When shooting Canon or Nikon I really don't notice any noise difference with Long Exposure noise reduction turned on. On a short stack say 2 min to 4 min, I will start to see a few stuck pixels over the course of a nights shoot, but nowhere near as many as when I do a single long exposure. It's very easy to test this by taking two single long exposures, say 20 minutes, one with Dark Frame on, one without. The image without LEN on will more than likely will show considerable stuck pixels, the other should be clean. In the old days, before this was available, you always had to shoot one shot with the lens cap on of the same length of exposure then reduce the stuck pixels manually. Never worked as well for me. Also the longer a camera runs, 1 hour, 2 hours, etc. the more stuck pixels tend to show up and most times they are not in the same place each time, thus the need for the internal software (in camera) to remove them.
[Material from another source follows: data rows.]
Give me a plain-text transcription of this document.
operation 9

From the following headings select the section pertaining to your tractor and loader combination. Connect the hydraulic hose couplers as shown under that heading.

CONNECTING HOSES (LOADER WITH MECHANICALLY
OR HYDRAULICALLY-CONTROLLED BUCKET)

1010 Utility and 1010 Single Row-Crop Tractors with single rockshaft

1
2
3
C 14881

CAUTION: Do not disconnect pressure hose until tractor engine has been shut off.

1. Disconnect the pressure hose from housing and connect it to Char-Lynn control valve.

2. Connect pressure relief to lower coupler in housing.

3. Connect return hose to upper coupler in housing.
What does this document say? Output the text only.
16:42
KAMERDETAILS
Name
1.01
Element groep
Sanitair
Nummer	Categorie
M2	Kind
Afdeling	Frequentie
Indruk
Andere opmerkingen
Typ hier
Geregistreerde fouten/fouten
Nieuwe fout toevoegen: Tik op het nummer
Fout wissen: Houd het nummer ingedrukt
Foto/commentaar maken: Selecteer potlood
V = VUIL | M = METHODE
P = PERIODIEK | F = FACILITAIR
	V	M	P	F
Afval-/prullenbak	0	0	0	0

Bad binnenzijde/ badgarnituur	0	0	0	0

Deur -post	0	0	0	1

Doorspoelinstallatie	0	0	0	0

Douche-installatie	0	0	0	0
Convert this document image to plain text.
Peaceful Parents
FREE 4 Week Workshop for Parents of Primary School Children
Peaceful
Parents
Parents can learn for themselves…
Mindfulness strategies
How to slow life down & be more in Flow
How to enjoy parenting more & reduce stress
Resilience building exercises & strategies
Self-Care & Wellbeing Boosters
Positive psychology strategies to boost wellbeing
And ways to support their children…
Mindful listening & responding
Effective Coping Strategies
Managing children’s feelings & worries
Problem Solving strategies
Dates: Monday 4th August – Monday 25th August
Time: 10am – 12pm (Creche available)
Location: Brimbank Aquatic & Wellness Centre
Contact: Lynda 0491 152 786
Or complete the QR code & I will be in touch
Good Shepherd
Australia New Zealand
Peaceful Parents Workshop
Since the 5D MKII, Canon has allowed you to run the long noise in the background i.e. buffer. So you could take usually 3 30 to 40 min long exposures before the buffer locked you out. Nikon works just like Phase One (except you can't turn phase off), shoot 1 frame and you are locked out of the camera until the dark frame is written. Before I shot all stacks I preferred Canon over Nikon for this simple reason, i.e. you could get a lot more done in one night before the camera buffered out.
Some of the raw converters can remove some of the stuck pixels, like LR, but I have only found this to work if the image capture is raw. With a jpg, then they are truly stuck. Since most people seem to still shoot jpgs I think this one of the reasons the large camera companies added this feature.
Phase one, with at least the P45+ seemed to do a bit more than just remove the stuck pixels and the dark frame that camera ran IMO was more critical to the end result. Doug or others closer to design by Phase would know more about this. This is CCD and the Dark frame may be more critical to the end result.